But next weekend I am taking one step further: I am going to a congress organized by the Scientific Communicators of Québec (ACS in French). I am very excited but also nervous. I am used to scientific congress, particularly those related to my field (Immunology). This time, from what I see in the program, most of the background of the attendees is journalism or communication itself, with some of them having specializations in science.
What I expect from this congress is very different from others I’ve gone to. In the latter, I hoped for people to see my research and either propose and give new ideas to advance my project, or to critique (hopefully in a constructive manner) my results, so I can make it better. This time, all my expectations are based on learning. Learning what the field has and needs, and I am lucky that this is pretty much the theme this year.
As someone who has been working in academia for the past 11 years, it will be interesting to see the type of discussions that experts in scientific communication have. How do they intend to deliver the scientific message to so many different levels of public, from the daily newspaper to specialized magazines without jumping in the academic format.

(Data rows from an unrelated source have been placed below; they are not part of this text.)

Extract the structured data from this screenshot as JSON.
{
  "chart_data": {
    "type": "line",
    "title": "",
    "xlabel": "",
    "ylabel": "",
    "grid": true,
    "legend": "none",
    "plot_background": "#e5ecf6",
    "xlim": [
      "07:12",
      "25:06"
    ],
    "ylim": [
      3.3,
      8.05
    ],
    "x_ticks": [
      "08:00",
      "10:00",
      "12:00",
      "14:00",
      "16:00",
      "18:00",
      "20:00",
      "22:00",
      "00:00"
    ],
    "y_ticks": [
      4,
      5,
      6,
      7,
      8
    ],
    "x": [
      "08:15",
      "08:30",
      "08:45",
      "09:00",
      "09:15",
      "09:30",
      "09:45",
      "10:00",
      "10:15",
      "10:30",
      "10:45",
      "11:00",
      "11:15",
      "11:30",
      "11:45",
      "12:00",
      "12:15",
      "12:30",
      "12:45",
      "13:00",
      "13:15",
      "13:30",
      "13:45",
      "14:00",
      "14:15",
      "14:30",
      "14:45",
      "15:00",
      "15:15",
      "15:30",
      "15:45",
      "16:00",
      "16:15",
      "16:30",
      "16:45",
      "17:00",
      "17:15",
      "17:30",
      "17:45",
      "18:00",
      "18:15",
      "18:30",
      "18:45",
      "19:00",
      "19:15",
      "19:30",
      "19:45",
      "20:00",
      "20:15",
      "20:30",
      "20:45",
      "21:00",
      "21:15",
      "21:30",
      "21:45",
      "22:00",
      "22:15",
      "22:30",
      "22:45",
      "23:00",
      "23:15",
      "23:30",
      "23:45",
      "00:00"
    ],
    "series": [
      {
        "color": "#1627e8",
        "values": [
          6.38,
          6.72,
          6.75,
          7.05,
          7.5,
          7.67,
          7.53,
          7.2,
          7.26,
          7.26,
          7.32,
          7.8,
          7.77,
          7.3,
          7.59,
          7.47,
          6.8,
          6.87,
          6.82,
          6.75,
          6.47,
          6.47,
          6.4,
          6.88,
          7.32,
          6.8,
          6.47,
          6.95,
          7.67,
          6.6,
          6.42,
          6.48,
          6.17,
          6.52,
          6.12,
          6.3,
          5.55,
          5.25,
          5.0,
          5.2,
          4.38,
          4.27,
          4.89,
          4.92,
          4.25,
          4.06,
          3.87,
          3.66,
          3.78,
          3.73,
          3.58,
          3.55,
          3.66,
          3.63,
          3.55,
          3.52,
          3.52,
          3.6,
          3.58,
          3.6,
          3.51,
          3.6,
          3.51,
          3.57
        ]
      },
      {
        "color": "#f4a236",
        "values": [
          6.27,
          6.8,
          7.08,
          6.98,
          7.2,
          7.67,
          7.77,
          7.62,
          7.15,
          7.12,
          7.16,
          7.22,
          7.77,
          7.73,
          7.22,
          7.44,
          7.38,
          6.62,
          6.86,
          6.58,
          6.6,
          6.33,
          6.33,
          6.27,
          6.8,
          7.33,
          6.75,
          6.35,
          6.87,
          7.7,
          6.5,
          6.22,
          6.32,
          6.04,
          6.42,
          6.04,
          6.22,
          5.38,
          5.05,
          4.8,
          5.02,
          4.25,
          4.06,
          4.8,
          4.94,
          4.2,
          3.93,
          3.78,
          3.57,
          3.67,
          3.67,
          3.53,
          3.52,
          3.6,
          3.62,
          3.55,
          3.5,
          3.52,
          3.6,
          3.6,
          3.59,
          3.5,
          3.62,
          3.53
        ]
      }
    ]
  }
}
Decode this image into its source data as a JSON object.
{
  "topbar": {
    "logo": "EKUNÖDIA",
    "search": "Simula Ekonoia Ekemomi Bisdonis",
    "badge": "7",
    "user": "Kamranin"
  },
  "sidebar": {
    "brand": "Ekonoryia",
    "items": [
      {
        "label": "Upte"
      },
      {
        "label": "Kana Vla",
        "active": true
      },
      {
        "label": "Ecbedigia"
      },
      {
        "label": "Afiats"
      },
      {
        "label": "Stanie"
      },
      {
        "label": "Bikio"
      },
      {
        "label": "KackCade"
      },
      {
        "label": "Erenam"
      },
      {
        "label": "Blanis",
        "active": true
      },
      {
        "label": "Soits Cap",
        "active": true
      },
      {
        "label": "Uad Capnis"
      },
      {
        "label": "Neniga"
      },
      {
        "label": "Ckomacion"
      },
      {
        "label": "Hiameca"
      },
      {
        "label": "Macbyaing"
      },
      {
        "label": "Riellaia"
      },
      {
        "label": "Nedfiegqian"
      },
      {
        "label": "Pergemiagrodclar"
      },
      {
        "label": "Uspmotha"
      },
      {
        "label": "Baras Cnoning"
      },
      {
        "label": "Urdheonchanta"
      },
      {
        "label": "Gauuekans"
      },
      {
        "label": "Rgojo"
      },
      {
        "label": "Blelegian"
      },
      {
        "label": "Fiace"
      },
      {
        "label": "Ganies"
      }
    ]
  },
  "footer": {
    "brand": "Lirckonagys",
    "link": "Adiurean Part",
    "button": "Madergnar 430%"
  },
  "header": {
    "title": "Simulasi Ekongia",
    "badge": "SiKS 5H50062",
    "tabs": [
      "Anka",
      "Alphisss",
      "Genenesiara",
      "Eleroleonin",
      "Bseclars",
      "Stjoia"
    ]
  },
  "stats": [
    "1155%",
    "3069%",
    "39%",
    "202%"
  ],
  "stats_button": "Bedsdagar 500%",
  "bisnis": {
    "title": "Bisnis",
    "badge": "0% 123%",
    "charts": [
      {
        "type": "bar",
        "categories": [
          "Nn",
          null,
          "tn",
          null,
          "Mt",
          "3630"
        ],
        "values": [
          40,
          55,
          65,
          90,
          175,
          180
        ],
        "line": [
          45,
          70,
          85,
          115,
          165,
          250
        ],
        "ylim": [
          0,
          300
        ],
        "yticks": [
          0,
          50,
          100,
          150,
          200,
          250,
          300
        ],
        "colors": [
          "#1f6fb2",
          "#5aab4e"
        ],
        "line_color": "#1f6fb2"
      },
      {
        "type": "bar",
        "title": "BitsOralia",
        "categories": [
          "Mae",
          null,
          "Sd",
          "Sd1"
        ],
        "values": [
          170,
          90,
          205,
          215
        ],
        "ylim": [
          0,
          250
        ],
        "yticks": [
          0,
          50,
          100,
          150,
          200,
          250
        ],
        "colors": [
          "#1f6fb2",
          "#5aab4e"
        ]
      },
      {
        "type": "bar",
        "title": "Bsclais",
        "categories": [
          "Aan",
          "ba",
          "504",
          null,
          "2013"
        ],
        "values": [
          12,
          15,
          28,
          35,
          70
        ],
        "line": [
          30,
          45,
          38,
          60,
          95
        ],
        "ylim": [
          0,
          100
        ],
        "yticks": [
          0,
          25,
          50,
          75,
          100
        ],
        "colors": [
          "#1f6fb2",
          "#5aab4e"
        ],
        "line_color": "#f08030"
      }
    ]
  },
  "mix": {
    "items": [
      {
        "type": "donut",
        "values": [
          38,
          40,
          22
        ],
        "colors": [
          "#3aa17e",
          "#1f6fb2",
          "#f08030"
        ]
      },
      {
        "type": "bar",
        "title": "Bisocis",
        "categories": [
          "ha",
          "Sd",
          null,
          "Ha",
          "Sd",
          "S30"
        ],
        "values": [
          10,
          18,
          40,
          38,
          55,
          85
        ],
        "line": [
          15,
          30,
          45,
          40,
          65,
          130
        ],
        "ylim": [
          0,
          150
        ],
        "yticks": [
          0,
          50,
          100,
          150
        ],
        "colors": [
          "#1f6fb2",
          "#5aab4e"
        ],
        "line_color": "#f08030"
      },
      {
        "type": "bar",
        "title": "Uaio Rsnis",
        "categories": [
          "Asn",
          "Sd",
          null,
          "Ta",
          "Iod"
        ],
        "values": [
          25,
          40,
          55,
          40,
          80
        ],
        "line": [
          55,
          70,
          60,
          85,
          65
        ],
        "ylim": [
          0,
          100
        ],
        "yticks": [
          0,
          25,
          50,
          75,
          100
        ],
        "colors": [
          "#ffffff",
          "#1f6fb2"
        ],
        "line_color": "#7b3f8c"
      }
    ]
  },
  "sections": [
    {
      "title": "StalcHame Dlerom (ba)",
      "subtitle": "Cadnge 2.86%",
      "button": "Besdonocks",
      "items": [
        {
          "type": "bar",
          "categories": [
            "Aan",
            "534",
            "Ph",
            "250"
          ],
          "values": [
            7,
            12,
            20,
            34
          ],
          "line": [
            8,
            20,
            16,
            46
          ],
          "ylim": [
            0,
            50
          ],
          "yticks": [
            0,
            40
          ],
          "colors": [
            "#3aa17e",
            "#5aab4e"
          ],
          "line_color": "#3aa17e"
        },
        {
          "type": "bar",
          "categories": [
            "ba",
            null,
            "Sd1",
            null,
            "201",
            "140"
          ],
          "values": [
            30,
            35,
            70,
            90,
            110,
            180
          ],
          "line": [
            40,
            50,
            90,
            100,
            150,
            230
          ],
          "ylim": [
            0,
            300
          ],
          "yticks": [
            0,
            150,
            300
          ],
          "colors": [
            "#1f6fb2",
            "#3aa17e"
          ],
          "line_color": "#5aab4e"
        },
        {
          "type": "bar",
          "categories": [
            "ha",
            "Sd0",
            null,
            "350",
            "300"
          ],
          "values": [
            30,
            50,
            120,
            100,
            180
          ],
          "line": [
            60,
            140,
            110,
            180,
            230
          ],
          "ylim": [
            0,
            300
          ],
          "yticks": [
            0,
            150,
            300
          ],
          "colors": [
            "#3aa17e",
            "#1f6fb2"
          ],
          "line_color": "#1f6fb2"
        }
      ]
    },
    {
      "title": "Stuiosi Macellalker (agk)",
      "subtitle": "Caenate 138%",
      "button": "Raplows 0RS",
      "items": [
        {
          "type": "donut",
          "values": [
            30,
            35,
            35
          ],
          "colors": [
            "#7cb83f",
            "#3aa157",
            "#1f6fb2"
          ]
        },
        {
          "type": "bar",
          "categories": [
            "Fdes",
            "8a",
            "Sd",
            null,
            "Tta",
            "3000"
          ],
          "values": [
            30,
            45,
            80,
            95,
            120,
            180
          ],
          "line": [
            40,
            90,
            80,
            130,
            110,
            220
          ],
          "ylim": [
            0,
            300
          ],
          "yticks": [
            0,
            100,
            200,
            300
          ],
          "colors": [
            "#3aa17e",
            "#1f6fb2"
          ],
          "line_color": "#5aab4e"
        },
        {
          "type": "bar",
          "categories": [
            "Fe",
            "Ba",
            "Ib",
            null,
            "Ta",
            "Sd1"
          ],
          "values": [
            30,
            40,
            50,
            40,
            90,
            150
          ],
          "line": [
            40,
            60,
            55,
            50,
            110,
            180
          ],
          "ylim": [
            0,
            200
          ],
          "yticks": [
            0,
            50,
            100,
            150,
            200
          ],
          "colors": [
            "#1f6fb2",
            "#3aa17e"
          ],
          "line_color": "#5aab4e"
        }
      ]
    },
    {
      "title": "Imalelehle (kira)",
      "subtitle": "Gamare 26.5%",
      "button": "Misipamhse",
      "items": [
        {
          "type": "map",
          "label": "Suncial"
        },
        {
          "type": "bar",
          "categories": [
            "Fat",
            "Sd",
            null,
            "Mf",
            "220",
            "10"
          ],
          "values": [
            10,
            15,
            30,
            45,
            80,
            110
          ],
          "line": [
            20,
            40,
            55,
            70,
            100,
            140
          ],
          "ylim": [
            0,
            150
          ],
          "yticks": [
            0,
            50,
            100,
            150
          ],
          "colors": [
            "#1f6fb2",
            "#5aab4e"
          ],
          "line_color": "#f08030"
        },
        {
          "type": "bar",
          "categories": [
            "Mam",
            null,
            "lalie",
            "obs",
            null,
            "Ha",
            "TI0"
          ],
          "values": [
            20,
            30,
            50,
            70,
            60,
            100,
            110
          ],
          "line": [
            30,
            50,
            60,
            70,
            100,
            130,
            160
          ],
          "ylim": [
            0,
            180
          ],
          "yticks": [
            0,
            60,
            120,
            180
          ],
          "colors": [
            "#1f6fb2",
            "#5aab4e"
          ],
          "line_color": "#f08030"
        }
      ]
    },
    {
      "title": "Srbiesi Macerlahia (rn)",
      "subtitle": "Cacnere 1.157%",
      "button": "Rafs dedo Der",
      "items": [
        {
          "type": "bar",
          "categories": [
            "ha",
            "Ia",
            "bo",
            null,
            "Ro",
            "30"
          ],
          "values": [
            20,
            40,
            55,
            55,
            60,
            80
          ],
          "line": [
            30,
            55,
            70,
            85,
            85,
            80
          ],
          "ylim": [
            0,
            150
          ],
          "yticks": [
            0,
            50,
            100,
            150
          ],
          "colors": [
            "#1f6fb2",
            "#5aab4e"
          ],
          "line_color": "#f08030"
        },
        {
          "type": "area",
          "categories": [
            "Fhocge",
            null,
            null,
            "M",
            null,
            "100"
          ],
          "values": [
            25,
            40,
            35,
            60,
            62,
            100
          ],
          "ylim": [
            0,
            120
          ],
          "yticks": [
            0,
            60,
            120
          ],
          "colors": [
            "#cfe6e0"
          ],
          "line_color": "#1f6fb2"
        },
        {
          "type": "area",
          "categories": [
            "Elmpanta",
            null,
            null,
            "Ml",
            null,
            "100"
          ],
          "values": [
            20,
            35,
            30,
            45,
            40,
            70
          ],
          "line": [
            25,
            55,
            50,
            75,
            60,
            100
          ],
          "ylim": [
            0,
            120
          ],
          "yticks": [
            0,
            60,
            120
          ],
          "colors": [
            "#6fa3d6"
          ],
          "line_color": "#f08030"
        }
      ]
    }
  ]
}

What am I doing to prepare myself? I actually have an interview with one of the panelist that happens to work for the institute and she kindly accepted to see me and answer any questions I have on the field. Even better, this meeting will be just a few days before the congress so I can be more than ready.
I am doing all of this, while at the same time working on a poster for one of my more “typical” congress. I’ve talked before on how to prepare for this type of presentations, mostly for talks, but I have also mentioned to not dismiss poster presentations. Next week, I expect to give you a comparison of the two congress, while also sharing whatever I learn in the ACS on.
In the meantime, be careful with what you believe, do your research and keep doing good science.